As rendas em atraso nos bairros sociais atingiram os 48 milhões de euros num universo que conta com mais de 80 mil famílias, segundo a edição impressa do Jornal de Notícias.

A área metropolitana de Lisboa é a zona do país que regista maior incidência de incumprimentos. Apesar de ser na capital que a renda média é mais elevada, o valor médio das rendas não é muito diferente na maior parte dos concelhos. Ao todo, nos 13 concelhos que compõem a Grande Lisboa, a dívida ascende aos 25,7 milhões.

O concelho de Loures é o concelho com maior taxa de incumprimento, a rondar os 40,5%, com uma dívida a rondar os 10,6 milhões de euros. Segue-se Lisboa e Oeiras, com taxas de incumprimentos de 12,7% e 23% e dívidas de 6 milhões de euros e 3,2 milhões de euros, respetivamente.

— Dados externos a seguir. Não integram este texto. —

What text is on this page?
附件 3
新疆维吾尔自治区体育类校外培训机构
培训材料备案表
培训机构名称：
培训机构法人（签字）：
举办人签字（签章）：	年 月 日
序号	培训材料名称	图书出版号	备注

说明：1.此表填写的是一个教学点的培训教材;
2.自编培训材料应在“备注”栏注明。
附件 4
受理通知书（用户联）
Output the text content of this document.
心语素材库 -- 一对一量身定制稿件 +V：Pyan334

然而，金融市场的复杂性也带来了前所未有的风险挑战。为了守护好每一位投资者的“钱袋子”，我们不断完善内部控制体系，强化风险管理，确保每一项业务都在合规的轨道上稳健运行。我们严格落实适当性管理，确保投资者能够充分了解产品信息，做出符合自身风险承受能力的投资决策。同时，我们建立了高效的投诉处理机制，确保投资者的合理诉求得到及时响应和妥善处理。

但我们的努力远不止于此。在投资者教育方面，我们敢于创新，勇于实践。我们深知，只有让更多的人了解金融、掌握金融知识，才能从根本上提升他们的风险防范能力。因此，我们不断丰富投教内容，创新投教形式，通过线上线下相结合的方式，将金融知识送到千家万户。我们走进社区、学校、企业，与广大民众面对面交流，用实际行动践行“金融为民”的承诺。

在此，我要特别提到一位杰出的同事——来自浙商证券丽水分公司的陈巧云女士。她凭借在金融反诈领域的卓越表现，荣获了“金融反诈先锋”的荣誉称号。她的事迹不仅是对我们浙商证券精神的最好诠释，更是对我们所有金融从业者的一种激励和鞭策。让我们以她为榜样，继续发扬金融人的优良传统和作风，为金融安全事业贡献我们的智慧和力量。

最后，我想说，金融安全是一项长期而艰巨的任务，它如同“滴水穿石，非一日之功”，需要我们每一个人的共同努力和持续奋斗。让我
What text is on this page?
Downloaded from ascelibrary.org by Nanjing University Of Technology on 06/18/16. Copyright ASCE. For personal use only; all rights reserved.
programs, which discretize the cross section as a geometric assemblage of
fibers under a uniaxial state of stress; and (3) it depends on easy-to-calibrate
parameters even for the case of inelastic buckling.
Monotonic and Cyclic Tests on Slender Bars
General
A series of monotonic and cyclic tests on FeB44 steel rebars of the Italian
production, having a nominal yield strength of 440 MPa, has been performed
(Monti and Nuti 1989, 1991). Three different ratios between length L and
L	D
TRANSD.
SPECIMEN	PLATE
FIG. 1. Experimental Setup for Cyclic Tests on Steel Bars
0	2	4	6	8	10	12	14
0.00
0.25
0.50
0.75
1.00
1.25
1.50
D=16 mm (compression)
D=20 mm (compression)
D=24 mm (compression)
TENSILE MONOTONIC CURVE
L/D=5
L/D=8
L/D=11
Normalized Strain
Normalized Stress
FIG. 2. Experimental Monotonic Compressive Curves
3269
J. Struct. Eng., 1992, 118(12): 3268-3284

Os valores médios das rendas são, quase todos, abaixo dos 60 euros, com as exceções de Lisboa (82,25 euros), Vila do Conde (71,53 euros), Matosinhos (61,36 euros) e Oliveira de Azeméis (60,94). No Porto a renda fica pelos 56,05 euros.

No entanto, é também na grande Lisboa que estão as rendas médias mais baixas: Barreiro (16 euros) e Almada (23,45 euros). As populações destas áreas têm, no entanto, um nível de fragilidade económica mais acentuado.

Em Loures, 1.235 dos 2.633 inquilinos são devedores. Com uma renda média de 46,54 euros, a câmara fechou o ano de 2017 com 40,49% dos seus inquilinos em incumprimento. Apesar de tudo houve uma melhoria de 2% em relação ao ano de 2016.

De forma a recuperar o dinheiro, as câmaras procuraram celebrar acordos de regularização com as 5.500 famílias que subscreveram o acordo. Porém, 2507 dessas famílias voltaram a cair em incumprimento.

Em declarações ao JN a câmara de Lisboa afirmou que “os dados recentes apresentam uma descida do número de famílias em incumprimento, especialmente em comparação com os anos de maior impacto da crise económica”. Sublinha ainda que muitas das pessoas com dívidas recorrem ao subsídio de Natal para “liquidar as rendas em atraso”.